When using the CMake build system, LibTorch and IPEX libraries can be linked to an example C++ application using the following CMakeLists.txt file

cmake_minimum_required(VERSION 3.5 FATAL_ERROR)
cmake_policy(SET CMP0074 NEW)
project(project-name)

find_package(Torch REQUIRED)
set(CMAKE_CXX_FLAGS "${CMAKE_CXX_FLAGS} ${TORCH_CXX_FLAGS} -Wl,--no-as-needed")
set(TORCH_LIBS ${TORCH_LIBRARIES})

find_library(IPEX_LIB intel-ext-pt-gpu PATHS ${INTEL_EXTENSION_FOR_PYTORCH_PATH}/lib NO_DEFAULT_PATH REQUIRED)
set(TORCH_LIBS ${TORCH_LIBS} ${IPEX_LIB})
include_directories(SYSTEM ${INTEL_EXTENSION_FOR_PYTORCH_PATH}/include)

add_executable(exe main.cpp)
target_link_libraries(exe ${TORCH_LIBS})

set_property(TARGET exe PROPERTY CXX_STANDARD 17)

and configuring the build with

cmake \
    -DCMAKE_PREFIX_PATH=`python -c 'import torch;print(torch.utils.cmake_prefix_path)'` \
    -DINTEL_EXTENSION_FOR_PYTORCH_PATH=`python -c 'import torch; print(torch.__path__[0].replace("torch","intel_extension_for_pytorch"))'` \
    ./
make

Device Introspection

Similarly to PyTorch, LibTorch provides API to perform instrospection on the devices available on the system. The simple code below shows how to check if XPU devices are available, how many are present, and how to loop through them to discover some properties.

#include <torch/torch.h>
#include <c10/xpu/XPUFunctions.h>

int main(int argc, const char* argv[])
{
  torch::DeviceType device;
  int num_devices = 0;
  if (torch::xpu::is_available()) {
    std::cout << "XPU devices detected" << std::endl;
    device = torch::kXPU;

    num_devices = torch::xpu::device_count();
    std::cout << "Number of XPU devices: " << num_devices << std::endl;

    for (int i = 0; i < num_devices; ++i) {
      c10::xpu::set_device(i);
      std::cout << "Device " << i << ":" << std::endl;

      c10::xpu::DeviceProp device_prop{};
      c10::xpu::get_device_properties(&device_prop, i);
      std::cout << "  Name: " << device_prop.name << std::endl;
      std::cout << "  Total memory: " << device_prop.global_mem_size / (1024 * 1024) << " MB" << std::endl;
    }
  } else {
    device = torch::kCPU;
    std::cout << "No XPU devices detected, setting device to CPU" << std::endl;
  }

  return 0;
}

Model Inferencing Using the Torch API

This example shows how to perform inference with the ResNet50 model using LibTorch. First, get a jit-traced version of the model executing python resnet50_trace.py (shown below) on a compute node.

import torch
import torchvision
import intel_extension_for_pytorch as ipex
from time import perf_counter

device = 'xpu'

model = torchvision.models.resnet50()
model.to(device)
model.eval()

dummy_input = torch.rand(1, 3, 224, 224).to(device)

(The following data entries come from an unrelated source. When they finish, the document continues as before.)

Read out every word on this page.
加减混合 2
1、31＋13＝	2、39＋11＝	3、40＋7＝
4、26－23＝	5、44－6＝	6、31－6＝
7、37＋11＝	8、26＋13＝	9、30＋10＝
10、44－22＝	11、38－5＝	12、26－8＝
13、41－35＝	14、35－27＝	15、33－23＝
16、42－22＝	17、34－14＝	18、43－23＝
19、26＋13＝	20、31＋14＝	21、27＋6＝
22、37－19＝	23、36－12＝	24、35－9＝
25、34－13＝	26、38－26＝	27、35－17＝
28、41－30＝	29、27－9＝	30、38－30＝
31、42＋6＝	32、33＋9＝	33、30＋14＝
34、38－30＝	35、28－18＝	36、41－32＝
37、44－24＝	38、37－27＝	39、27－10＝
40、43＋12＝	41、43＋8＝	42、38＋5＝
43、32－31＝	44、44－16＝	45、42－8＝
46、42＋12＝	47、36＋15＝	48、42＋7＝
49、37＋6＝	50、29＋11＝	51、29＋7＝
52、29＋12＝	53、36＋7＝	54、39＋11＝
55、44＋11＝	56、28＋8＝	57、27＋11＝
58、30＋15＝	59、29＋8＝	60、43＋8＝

model_jit = torch.jit.trace(model, dummy_input)
tic = perf_counter()
predictions = model_jit(dummy_input)
toc = perf_counter()
print(f"Inference time: {toc-tic}")

torch.jit.save(model_jit, f"resnet50_jit.pt")

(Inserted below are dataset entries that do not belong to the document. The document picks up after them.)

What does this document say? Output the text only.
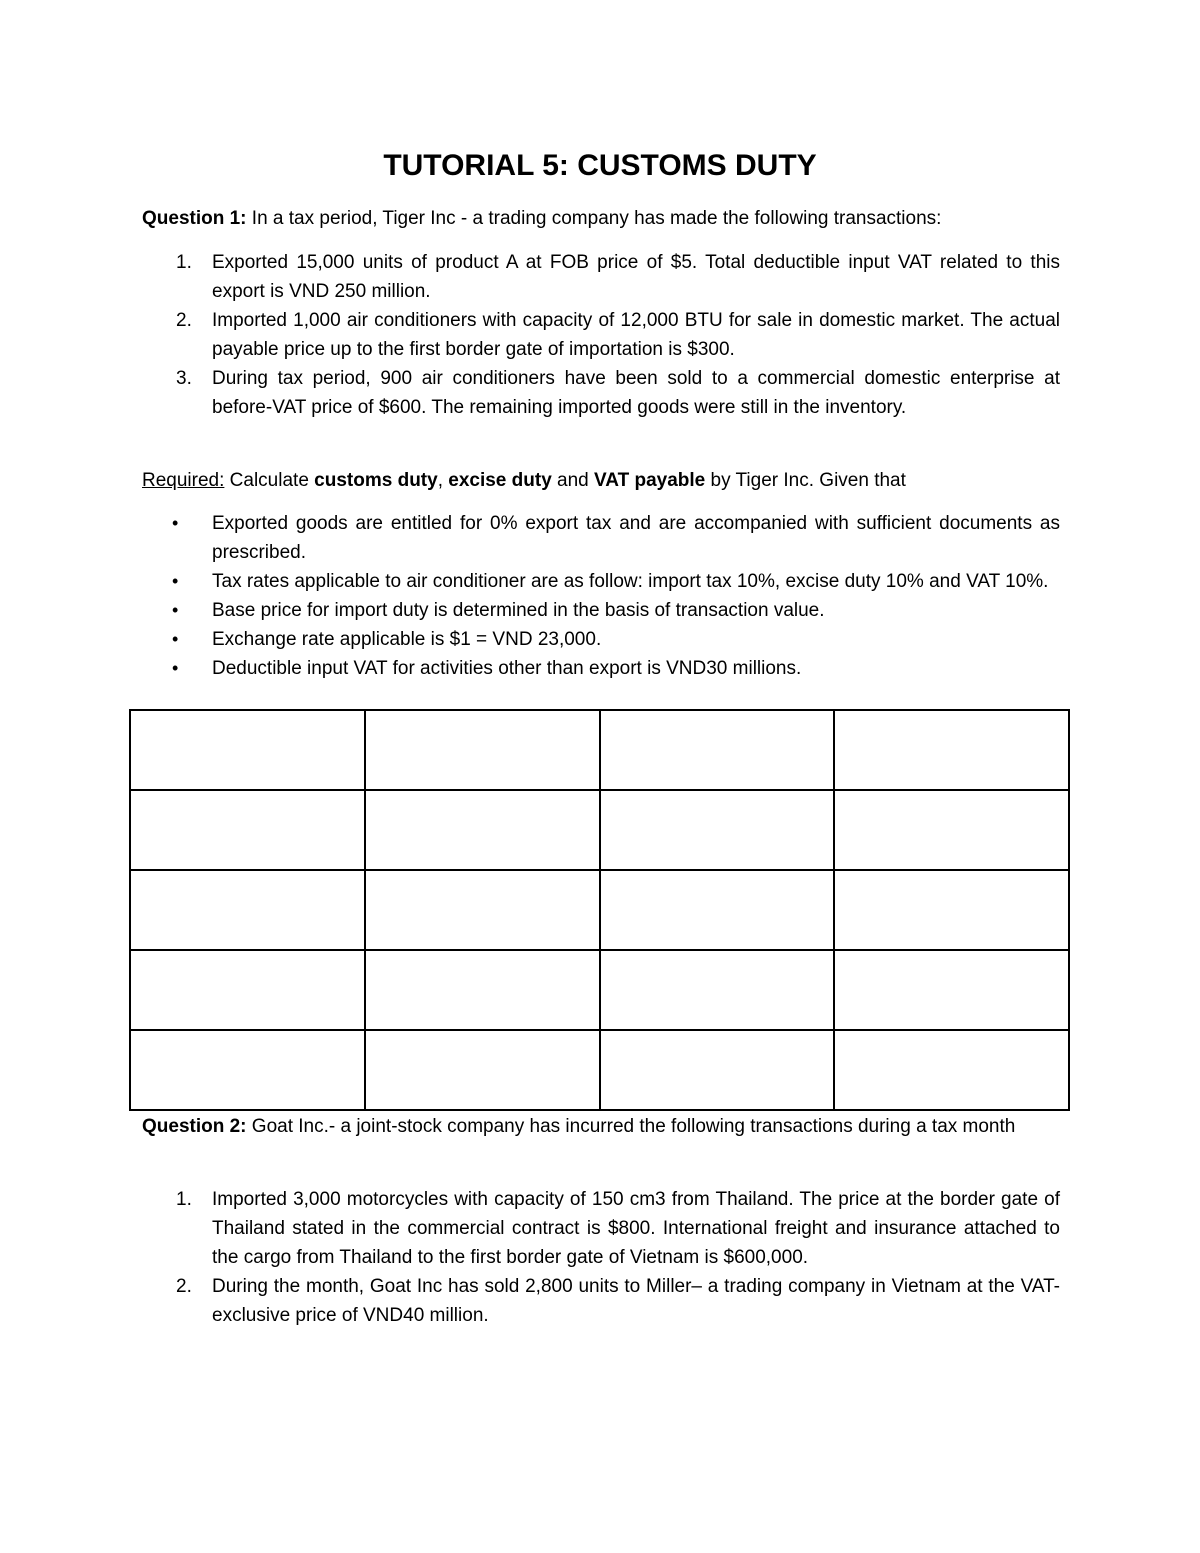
TUTORIAL 5: CUSTOMS DUTY
Question 1: In a tax period, Tiger Inc - a trading company has made the following transactions:
1. Exported 15,000 units of product A at FOB price of $5. Total deductible input VAT related to this export is VND 250 million.
2. Imported 1,000 air conditioners with capacity of 12,000 BTU for sale in domestic market. The actual payable price up to the first border gate of importation is $300.
3. During tax period, 900 air conditioners have been sold to a commercial domestic enterprise at before-VAT price of $600. The remaining imported goods were still in the inventory.
Required: Calculate customs duty, excise duty and VAT payable by Tiger Inc. Given that
• Exported goods are entitled for 0% export tax and are accompanied with sufficient documents as prescribed.
• Tax rates applicable to air conditioner are as follow: import tax 10%, excise duty 10% and VAT 10%.
• Base price for import duty is determined in the basis of transaction value.
• Exchange rate applicable is $1 = VND 23,000.
• Deductible input VAT for activities other than export is VND30 millions.

Question 2: Goat Inc.- a joint-stock company has incurred the following transactions during a tax month
1. Imported 3,000 motorcycles with capacity of 150 cm3 from Thailand. The price at the border gate of Thailand stated in the commercial contract is $800. International freight and insurance attached to the cargo from Thailand to the first border gate of Vietnam is $600,000.
2. During the month, Goat Inc has sold 2,800 units to Miller– a trading company in Vietnam at the VAT-exclusive price of VND40 million.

Then, build inference-example.cpp (shown below)

#include <torch/torch.h>
#include <torch/script.h>

int main(int argc, const char* argv[]) {
  torch::jit::script::Module model;
  try {
    model = torch::jit::load(argv[1]);
    std::cout << "Loaded the model\n";
  }
  catch (const c10::Error& e) {
    std::cerr << "error loading the model\n";
    return -1;
  }

  model.to(torch::Device(torch::kXPU));
  std::cout << "Model offloaded to GPU\n\n";

  auto options = torch::TensorOptions()
                      .dtype(torch::kFloat32)
                      .device(torch::kXPU);
  torch::Tensor input_tensor = torch::rand({1,3,224,224}, options);
  assert(input_tensor.dtype() == torch::kFloat32);
  assert(input_tensor.device().type() == torch::kXPU);
  std::cout << "Created the input tesor on GPU\n";

  torch::Tensor output = model.forward({input_tensor}).toTensor();
  std::cout << "Performed inference\n\n";

  std::cout << "Slice of predicted tensor is : \n";
  std::cout << output.slice(/*dim=*/1, /*start=*/0, /*end=*/10) << '\n';

  return 0;
}

and execute it with ./inference-example ./resnet50_jit.pt.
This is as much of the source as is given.